Stanford-bound Munoz switching sides for Under Armour Classic

St. Mary's goalie will suit up for North team Saturday, while all of her high school rivals play for the South

July 01, 2010|By Katherine Dunn, The Baltimore Sun

When Lyndsey Munoz got the call to play for the North team in the Under Armour All-America Lacrosse Classic, it took a minute to sink in.

North? Isn't her school, St. Mary's in Annapolis, pretty far south?

"I was like, 'Cool,' when he told me I made the team. It didn't even register with me that everybody else was on the South team," Munoz said.

Every other player from Maryland is on the South side for Saturday's fifth annual Classic at 5:30 p.m. at Towson University's Johnny Unitas Stadium, but a glut of goalies shifted Munoz north.

"We take the four best goalies. Three ... were from the Maryland-Virginia area, so the way of thinking is, [Munoz is] going to Stanford, so we decided to put her on the North team," said the event's director, Ryan Heacock, because Stanford is the farthest away of the goalies' colleges.

Munoz, a second-team All-Metro goalie, isn't at all disappointed to play against — rather than with — the area's best players, including eight All-Metro first-teamers: South River's Brooke Griffin and Natalie Glanell, Winters Mill's Mackenzie Cyr, McDonogh's Hannah Franklin and Taylor Virden, Broadneck's Courtney Tomchik, Severna Park's Sarah Lloyd and Bryn Mawr's Paige Hanson.

"I was just happy to make the team," she said.

Munoz doesn't think she'll necessarily have an advantage playing against girls she's met before. She knows their tendencies, she said, but they also know hers.

"She embraces the challenge," said Mike Molster, a goalie coach who worked with Munoz and other top Anne Arundel County players before taking a volunteer coach's position at Johns Hopkins last fall.

"She really likes the idea — I don't want to say of being the underdog because that's too much of a cliche — of being in a position where she's going to have to win the confidence of some of those girls. [In All-Star games,] you don't know everybody. Even if she was playing on the South team, she might know two or three or four girls, but she'd at least have heard about them. The difficulty she has is they might not even have heard of her, because she didn't play up in the North," Molster said.

For Munoz, surprises are nothing new in her lacrosse career.

She began playing at 5 and grew into a good little attacker, but in fifth grade, her feet started to hurt when she ran. Diagnosed with inflamed growth plates and "really flat feet," she said, her mother suggested trying the goal, so she did. After her feet stopped hurting, she played both positions for a while.

"Going into high school, I knew I had to pick one and I just really liked playing goalie. You kind of get the best of both worlds, because you can come out on the field and play, go through people or if you want to stay and be in the goal, you can do that."

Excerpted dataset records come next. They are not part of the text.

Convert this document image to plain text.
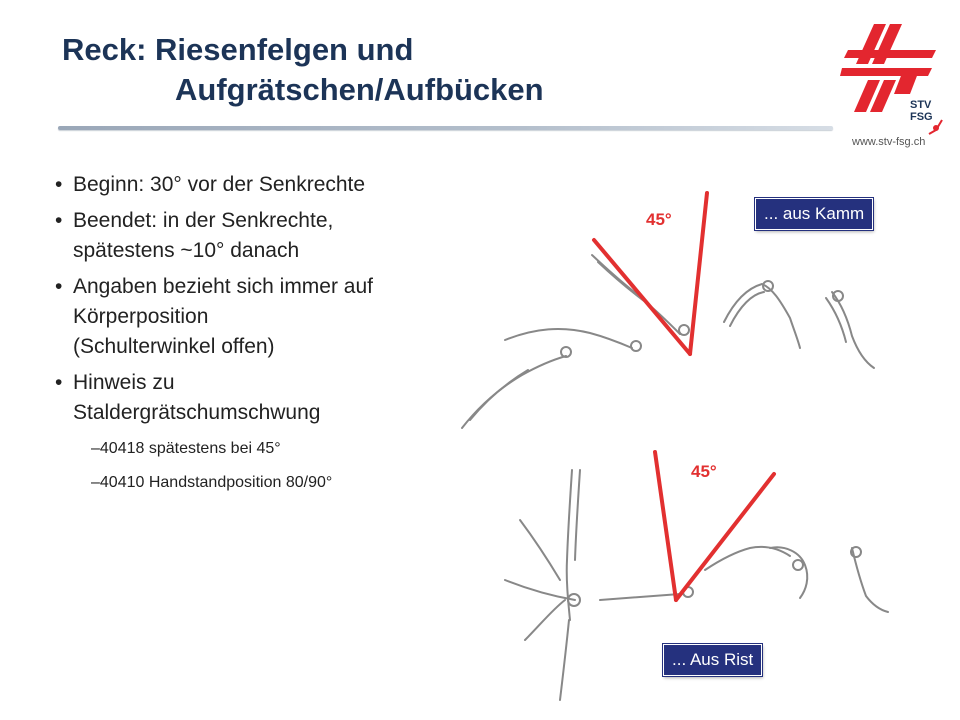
Reck: Riesenfelgen und
Aufgrätschen/Aufbücken	STV
FSG
www.stv-fsg.ch
• Beginn: 30° vor der Senkrechte
• Beendet: in der Senkrechte,
spätestens ~10° danach
• Angaben bezieht sich immer auf
Körperposition
(Schulterwinkel offen)
• Hinweis zu
Staldergrätschumschwung
–40418 spätestens bei 45°
–40410 Handstandposition 80/90°
45°
45°
... aus Kamm
... Aus Rist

By the time she started high school at Archbishop Spalding, she was a full-time goalie. In her sophomore year, she transferred to St. Mary's, where she emerged this spring, in her second season as a varsity starter, as one of the Interscholastic Athletic Association of Maryland A Conference's top field hockey and lacrosse goalies.

"This year, her confidence and determination made it all come together," St.Mary's coach Megan Lewis said. "Her risks she would take before might not have worked out. This year, she had the confidence or the experience in the league, so those risks paid off more."

When it came time to look at colleges, Munoz had George Mason on her list of possibilities, but when she tried to contact coach Amy Bokker, Munoz discovered that Bokker had left for Stanford.

"I was talking to somebody and I remember saying, 'Stanford? I don't think I could go there.' But my goalie coach, Mike Molster, was like, 'You can go for anything. Nothing's too big. Take a chance.' So I went for it."

She flew to Palo Alto for a Christmas-break camp during her junior year and was hooked.

In September, Munoz, who graduated with a 4.1 grade-point average, will head to Stanford to study biology as a foundation for further education to become a physical therapist. Even that interest was sparked by accident — literally.

Rushing from SATs to the field for a lacrosse tournament last summer, Munoz suffered a severely sprained ankle and needed physical therapy.

"I only had to be in there for three or four weeks, but I got to see what they do and I just thought it was really neat," she said.

Munoz hadn't thought much about all of these unexpected turns for the better, but she won't mind if they keep coming.

"Good things keep happening," she said. "I just always look at the positives when I'm in a situation. I love challenges and new things. I feel very fortunate all these things have turned out the way they have."